Visions of the future
For one reason over many, it’s worth being hopeful about something like 8664, at least as a concept or idea. Its instruction for us as a city lies in this simple yet seemingly unattainable concept: Louisville can change. We can take a risk on a large-scale solution rather than continuing to put Band-Aids on broken legs. Why not? As Walter Kulash said in Louisville last week, who says we have to expand the highway to deal with traffic congestion? Why can’t we make drivers go a different way? If demographics and major economic developments are suggesting a resurgent downtown, why not create a progressive transportation strategy to accompany it?
In a Jan. 23, 2006 speech in Washington, D.C., Bruce Katz — vice president and director of the Metropolitan Policy Program at the Brookings Institution, which recently completed a major study on Louisville — said this of waterfront highway removal:
“Make no mistake, these are tough, contentious and sometimes costly projects, yet they are often the right thing to do and need additional support if they are to happen around the country.”
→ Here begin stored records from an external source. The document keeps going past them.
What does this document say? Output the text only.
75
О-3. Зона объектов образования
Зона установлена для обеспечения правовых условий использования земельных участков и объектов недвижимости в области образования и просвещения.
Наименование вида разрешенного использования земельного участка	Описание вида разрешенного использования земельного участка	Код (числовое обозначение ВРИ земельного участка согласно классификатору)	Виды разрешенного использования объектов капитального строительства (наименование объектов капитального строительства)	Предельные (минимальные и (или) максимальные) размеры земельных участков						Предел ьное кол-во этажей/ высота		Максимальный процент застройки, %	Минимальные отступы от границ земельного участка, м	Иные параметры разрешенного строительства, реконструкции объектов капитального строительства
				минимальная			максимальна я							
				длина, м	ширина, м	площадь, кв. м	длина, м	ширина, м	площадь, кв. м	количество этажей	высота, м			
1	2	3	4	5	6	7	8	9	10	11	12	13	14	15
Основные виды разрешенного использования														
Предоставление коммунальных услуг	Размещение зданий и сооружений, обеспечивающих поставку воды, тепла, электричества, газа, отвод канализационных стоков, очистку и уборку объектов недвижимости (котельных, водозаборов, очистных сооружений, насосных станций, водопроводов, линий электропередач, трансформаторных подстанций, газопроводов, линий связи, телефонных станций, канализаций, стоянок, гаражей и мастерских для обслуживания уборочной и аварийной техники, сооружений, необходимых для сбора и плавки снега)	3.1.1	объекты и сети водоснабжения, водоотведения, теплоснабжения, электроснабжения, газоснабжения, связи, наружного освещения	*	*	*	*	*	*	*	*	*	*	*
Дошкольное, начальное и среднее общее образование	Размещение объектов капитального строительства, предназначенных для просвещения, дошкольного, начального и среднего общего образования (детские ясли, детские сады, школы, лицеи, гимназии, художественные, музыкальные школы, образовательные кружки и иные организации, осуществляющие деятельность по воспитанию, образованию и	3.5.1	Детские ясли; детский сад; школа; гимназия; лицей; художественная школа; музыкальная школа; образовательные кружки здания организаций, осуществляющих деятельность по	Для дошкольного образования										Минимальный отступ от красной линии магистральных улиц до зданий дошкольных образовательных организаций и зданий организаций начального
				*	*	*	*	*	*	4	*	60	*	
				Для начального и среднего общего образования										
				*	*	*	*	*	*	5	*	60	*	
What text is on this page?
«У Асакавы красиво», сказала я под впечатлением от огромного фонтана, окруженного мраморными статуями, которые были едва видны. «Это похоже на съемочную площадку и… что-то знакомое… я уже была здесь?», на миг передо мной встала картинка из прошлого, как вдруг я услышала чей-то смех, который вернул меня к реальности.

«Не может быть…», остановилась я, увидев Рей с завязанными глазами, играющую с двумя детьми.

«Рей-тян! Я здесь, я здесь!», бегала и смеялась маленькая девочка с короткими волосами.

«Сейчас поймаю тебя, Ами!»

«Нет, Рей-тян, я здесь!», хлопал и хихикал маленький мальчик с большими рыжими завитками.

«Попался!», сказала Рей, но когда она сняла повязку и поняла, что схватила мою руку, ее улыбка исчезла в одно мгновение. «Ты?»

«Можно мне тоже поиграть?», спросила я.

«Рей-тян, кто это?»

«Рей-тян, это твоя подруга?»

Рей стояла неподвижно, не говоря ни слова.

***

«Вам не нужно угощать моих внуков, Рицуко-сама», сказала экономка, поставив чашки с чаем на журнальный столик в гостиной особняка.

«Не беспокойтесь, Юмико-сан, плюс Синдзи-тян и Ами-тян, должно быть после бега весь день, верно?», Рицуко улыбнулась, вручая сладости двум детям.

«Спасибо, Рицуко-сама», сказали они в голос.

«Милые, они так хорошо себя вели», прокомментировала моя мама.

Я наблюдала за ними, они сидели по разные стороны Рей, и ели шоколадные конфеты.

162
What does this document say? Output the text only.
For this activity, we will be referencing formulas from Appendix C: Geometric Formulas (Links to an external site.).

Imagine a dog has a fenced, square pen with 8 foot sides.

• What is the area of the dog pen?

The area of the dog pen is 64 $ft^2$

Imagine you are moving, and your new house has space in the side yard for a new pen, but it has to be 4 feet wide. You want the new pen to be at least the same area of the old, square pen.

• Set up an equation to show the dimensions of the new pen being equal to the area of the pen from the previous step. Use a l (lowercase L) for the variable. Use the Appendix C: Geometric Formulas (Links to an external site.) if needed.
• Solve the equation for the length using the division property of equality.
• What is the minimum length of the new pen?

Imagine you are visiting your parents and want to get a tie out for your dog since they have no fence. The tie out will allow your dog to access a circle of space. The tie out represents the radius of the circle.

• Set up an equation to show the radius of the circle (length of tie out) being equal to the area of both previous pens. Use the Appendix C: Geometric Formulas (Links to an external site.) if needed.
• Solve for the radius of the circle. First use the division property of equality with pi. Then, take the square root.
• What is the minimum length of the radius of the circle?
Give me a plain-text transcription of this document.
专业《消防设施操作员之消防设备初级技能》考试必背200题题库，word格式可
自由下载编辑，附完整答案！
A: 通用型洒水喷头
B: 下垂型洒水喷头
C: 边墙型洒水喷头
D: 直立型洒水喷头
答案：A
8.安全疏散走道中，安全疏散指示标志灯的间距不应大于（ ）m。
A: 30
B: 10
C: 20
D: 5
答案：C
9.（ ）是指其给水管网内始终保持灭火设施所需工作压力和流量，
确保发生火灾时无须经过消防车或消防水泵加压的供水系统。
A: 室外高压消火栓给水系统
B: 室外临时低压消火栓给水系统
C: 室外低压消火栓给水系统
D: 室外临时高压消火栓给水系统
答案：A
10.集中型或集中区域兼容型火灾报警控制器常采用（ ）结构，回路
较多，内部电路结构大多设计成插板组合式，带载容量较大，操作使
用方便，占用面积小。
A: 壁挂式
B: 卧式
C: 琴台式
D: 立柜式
The measure of a world-class city is most often taken in its downtown. There is no way to accurately say whether 86-ing I-64 from downtown will be the economic boon Allen and Stites contend it will be. Likewise, it’s also impossible to assure Louisvillians that 14 years or more of major highway and bridge construction downtown — with the end result an urban zoo even more populated by automobiles — will kill the huge momentum Louisville has right now to reinvigorate our city’s heart.
With so much at stake, though, isn’t an open mind at the very least prudent? When suggesting an alternative to a $2.5 billion transportation project with so much potential for both efficiency and disaster is considered an impediment, do we not proceed then at our own peril?